Рис. 1. Живой “затерянный мир”. На Барбуде, одном из Малых Антильских островов, я начал изучать “затерянный мир” Дарвина. Карибское море лежит к западу, а основные участки коралловых рифов (закрашено черным цветом) на востоке соприкасаются с Атлантическим океаном.


Барбуду окружают три полосы рифов, и каждая защищает остров от штормов. Эти полосы едва ли не самые мощные во всей тропической Атлантике – из-за огромных волн. На острове нет ни уголка, где не слышен грохот разбивающихся о рифы волн. И каждое утро дикий рев встречал нас, когда мы приближались к рифам для работы. Основной береговой риф (длиной ок. 15 км) на протяжении почти всего восточного побережья острова соединен со скалистой береговой линией. На юге и севере Барбуды рифы разрослись в пышные “сады”, погруженные – подобно ребенку, окунаемому в ванночку, – в теплую прозрачную воду. Но рифы далеко не так безобидны. Здесь и там видны обломки примерно двух сотен потерпевших крушение кораблей. Водоросли и кораллы охотно используют их для надстройки рифа.

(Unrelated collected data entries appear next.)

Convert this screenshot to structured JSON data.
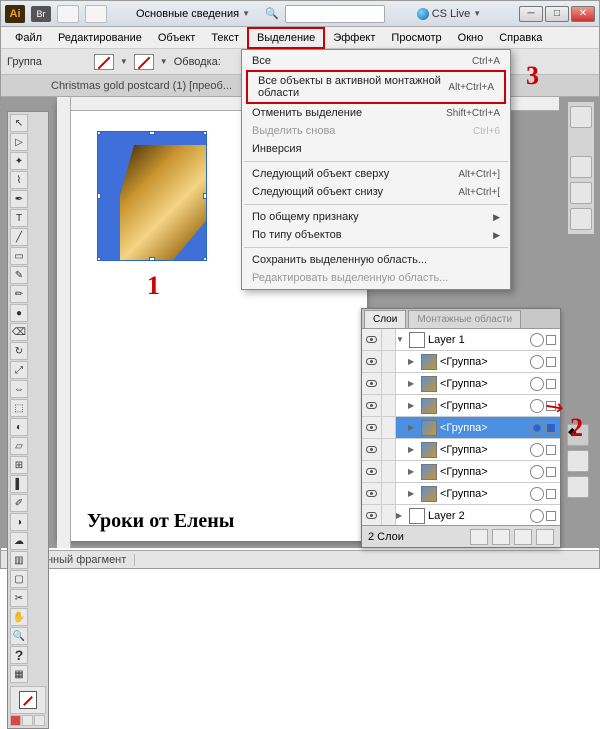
{
  "titlebar": {
    "app_logo": "Ai",
    "br_badge": "Br",
    "workspace_label": "Основные сведения",
    "cslive_label": "CS Live"
  },
  "menubar": {
    "items": [
      "Файл",
      "Редактирование",
      "Объект",
      "Текст",
      "Выделение",
      "Эффект",
      "Просмотр",
      "Окно",
      "Справка"
    ]
  },
  "controlbar": {
    "group_label": "Группа",
    "stroke_label": "Обводка:"
  },
  "doctab": {
    "title": "Christmas gold postcard (1) [преоб..."
  },
  "dropdown": {
    "items": [
      {
        "label": "Все",
        "shortcut": "Ctrl+A",
        "enabled": true,
        "boxed": false,
        "sub": false
      },
      {
        "label": "Все объекты в активной монтажной области",
        "shortcut": "Alt+Ctrl+A",
        "enabled": true,
        "boxed": true,
        "sub": false
      },
      {
        "label": "Отменить выделение",
        "shortcut": "Shift+Ctrl+A",
        "enabled": true,
        "boxed": false,
        "sub": false
      },
      {
        "label": "Выделить снова",
        "shortcut": "Ctrl+6",
        "enabled": false,
        "boxed": false,
        "sub": false
      },
      {
        "label": "Инверсия",
        "shortcut": "",
        "enabled": true,
        "boxed": false,
        "sub": false
      },
      {
        "sep": true
      },
      {
        "label": "Следующий объект сверху",
        "shortcut": "Alt+Ctrl+]",
        "enabled": true,
        "boxed": false,
        "sub": false
      },
      {
        "label": "Следующий объект снизу",
        "shortcut": "Alt+Ctrl+[",
        "enabled": true,
        "boxed": false,
        "sub": false
      },
      {
        "sep": true
      },
      {
        "label": "По общему признаку",
        "shortcut": "",
        "enabled": true,
        "boxed": false,
        "sub": true
      },
      {
        "label": "По типу объектов",
        "shortcut": "",
        "enabled": true,
        "boxed": false,
        "sub": true
      },
      {
        "sep": true
      },
      {
        "label": "Сохранить выделенную область...",
        "shortcut": "",
        "enabled": true,
        "boxed": false,
        "sub": false
      },
      {
        "label": "Редактировать выделенную область...",
        "shortcut": "",
        "enabled": false,
        "boxed": false,
        "sub": false
      }
    ]
  },
  "layers": {
    "tab_layers": "Слои",
    "tab_artboards": "Монтажные области",
    "rows": [
      {
        "name": "Layer 1",
        "indent": 0,
        "twisty": "▼",
        "thumb": "empty",
        "selected": false,
        "selbox": false,
        "target": false
      },
      {
        "name": "<Группа>",
        "indent": 1,
        "twisty": "▶",
        "thumb": "img",
        "selected": false,
        "selbox": false,
        "target": false
      },
      {
        "name": "<Группа>",
        "indent": 1,
        "twisty": "▶",
        "thumb": "img",
        "selected": false,
        "selbox": false,
        "target": false
      },
      {
        "name": "<Группа>",
        "indent": 1,
        "twisty": "▶",
        "thumb": "img",
        "selected": false,
        "selbox": false,
        "target": false
      },
      {
        "name": "<Группа>",
        "indent": 1,
        "twisty": "▶",
        "thumb": "img",
        "selected": true,
        "selbox": true,
        "target": true
      },
      {
        "name": "<Группа>",
        "indent": 1,
        "twisty": "▶",
        "thumb": "img",
        "selected": false,
        "selbox": false,
        "target": false
      },
      {
        "name": "<Группа>",
        "indent": 1,
        "twisty": "▶",
        "thumb": "img",
        "selected": false,
        "selbox": false,
        "target": false
      },
      {
        "name": "<Группа>",
        "indent": 1,
        "twisty": "▶",
        "thumb": "img",
        "selected": false,
        "selbox": false,
        "target": false
      },
      {
        "name": "Layer 2",
        "indent": 0,
        "twisty": "▶",
        "thumb": "empty",
        "selected": false,
        "selbox": false,
        "target": false
      }
    ],
    "status": "2 Слои"
  },
  "annotations": {
    "num1": "1",
    "num2": "2",
    "num3": "3"
  },
  "watermark": "Уроки от Елены",
  "statusbar": {
    "fragment": "Выделенный фрагмент"
  }
}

После долгих месяцев на корабле с его строгим распорядком и бесконечной вареной капустой было отрадно сбежать ненадолго на остров. Но если молодой Дарвин обращал внимание на птиц и черепах, подмечая необычное в пространстве, то я скромно готовился к странностям, проявляемым во времени.

В одной песчинке

В последней четверти 1970 г. мы с коллегами картировали на Барбуде распространение микроорганизмов, растений и животных. Обычно день начинался на рассвете с выхода на моторной лодке, погружения и отбора проб в какой-нибудь не исследованной до тех пор части подводного рая[19]. Работа продолжалась на лодке до полудня, когда пассат становился чересчур сильным для комфортной работы. Тогда мы возвращались к маленькому причалу на юго-востоке Лагуны, оставляли там лодку и отправлялись пить чай.

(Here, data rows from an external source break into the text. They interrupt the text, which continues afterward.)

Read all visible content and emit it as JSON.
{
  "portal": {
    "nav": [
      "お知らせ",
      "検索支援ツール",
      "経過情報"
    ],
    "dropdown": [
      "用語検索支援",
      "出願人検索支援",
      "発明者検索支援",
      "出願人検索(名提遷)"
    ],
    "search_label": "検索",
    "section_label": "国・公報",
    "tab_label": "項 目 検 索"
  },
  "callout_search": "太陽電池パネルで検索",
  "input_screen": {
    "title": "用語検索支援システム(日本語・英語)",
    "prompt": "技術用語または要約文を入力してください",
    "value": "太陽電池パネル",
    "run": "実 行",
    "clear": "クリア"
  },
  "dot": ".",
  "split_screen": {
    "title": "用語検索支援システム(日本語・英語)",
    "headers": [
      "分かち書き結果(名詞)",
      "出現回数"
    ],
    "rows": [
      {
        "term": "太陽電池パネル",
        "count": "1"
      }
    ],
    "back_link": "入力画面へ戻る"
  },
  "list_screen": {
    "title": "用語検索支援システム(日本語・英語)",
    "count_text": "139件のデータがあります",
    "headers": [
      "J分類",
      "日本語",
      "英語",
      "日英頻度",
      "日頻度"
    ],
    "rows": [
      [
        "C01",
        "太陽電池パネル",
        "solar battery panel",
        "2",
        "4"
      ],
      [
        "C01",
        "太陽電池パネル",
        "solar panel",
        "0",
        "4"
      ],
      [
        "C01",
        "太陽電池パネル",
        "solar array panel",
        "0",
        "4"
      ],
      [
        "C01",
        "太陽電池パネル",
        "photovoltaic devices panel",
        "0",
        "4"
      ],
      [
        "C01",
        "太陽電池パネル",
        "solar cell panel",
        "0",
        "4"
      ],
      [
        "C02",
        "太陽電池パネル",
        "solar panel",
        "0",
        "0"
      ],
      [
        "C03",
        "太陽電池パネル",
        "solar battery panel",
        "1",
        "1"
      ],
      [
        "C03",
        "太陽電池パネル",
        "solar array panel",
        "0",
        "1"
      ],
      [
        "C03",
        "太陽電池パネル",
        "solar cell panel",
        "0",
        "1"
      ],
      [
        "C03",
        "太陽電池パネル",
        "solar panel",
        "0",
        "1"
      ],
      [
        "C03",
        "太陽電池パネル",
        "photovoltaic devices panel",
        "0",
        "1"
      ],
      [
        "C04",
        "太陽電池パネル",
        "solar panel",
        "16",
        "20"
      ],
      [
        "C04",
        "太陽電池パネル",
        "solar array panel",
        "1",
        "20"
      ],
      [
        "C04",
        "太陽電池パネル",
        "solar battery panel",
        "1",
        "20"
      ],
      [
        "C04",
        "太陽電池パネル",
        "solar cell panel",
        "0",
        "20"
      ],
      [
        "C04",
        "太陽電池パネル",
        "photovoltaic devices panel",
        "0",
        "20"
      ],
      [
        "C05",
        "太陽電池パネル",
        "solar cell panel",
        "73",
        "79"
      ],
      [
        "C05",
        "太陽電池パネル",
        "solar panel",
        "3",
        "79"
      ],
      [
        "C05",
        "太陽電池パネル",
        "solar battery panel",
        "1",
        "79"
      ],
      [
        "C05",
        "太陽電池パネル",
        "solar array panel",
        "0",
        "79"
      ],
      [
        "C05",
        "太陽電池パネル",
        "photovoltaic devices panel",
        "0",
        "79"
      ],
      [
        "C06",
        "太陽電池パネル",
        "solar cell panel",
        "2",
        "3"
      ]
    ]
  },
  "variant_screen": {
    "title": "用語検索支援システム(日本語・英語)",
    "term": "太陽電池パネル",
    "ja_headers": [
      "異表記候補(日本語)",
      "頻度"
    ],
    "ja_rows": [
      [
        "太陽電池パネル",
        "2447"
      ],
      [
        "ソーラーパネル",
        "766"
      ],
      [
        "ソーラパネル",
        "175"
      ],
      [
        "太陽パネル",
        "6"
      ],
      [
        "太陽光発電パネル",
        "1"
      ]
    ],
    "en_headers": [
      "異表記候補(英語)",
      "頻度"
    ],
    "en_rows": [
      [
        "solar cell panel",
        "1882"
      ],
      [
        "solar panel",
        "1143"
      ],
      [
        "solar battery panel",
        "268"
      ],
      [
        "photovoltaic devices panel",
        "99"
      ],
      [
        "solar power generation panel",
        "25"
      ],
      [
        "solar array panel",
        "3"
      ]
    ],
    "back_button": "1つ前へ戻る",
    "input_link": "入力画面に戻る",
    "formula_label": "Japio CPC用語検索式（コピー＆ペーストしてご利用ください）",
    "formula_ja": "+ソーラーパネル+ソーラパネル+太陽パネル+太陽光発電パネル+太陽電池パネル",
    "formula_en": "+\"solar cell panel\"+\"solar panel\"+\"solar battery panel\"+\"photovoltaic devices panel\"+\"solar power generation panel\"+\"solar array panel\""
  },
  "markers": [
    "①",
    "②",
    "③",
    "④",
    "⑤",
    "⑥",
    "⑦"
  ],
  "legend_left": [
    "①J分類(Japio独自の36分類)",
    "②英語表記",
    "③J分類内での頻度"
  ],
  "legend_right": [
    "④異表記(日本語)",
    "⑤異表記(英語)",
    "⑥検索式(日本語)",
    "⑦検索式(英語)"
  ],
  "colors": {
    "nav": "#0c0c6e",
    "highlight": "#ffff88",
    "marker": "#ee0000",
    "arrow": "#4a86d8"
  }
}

В Кодрингтоне мы устроили небольшую лабораторию на самом берегу, в здании бывшей хлопковой фабрики. В жаркие и ветреные послеобеденные часы мы готовили пробы розового песка и ярких ракушек к отправке домой. После заката мы выбирались из складского мрака с керосиновыми лампами в руках. Воздух наполняло бренчание стил-бэнда Гладуина Нэдда, доносившееся из бара “Тимбук-Уан”, а наши керосинки осаждали бабочки, жуки и богомолы. Но не скажу, что зато днем мы были в безопасности. Вокруг хлопкозавода рыскали и более ядовитые существа, чем мы надеялись повстречать. Однажды утром я, натягивая шорты, заметил, что в складке одежды угнездился пушистый тарантул. Мы несколько месяцев держали этого паука, прозванного Тарой, в банке. Казалось, тарантулы и гигантские многоножки здесь повсюду, но мы научились выпроваживать их из душа и, главное, из-под ободка унитаза.

Я расположился посреди этого зверинца с микроскопом. За сбором и определением растений, губок, кораллов и морских раковин прошли месяцы. К концу сентября мы собрали на дне Лагуны множество организмов и отметили их на карте[20]. Но меня ждал сюрприз: с помощью микроскопа я обнаружил обильную жизнь. Разнообразие раковин, казалось, возрастало с каждым приближением. Например, на квадратном метре лагуны или рифа можно визуально обнаружить около дюжины раковин моллюсков, причем даже в небольшом приближении это разнообразие жизни увеличивается. Когда же я заглянул в микроскоп, мне открылся удивительный мир с множеством существ размером до десятой доли миллиметра, многие из которых были необыкновенной красоты (см. вкладку). Мне стало понятно: биосфере присуще “фрактальное” качество.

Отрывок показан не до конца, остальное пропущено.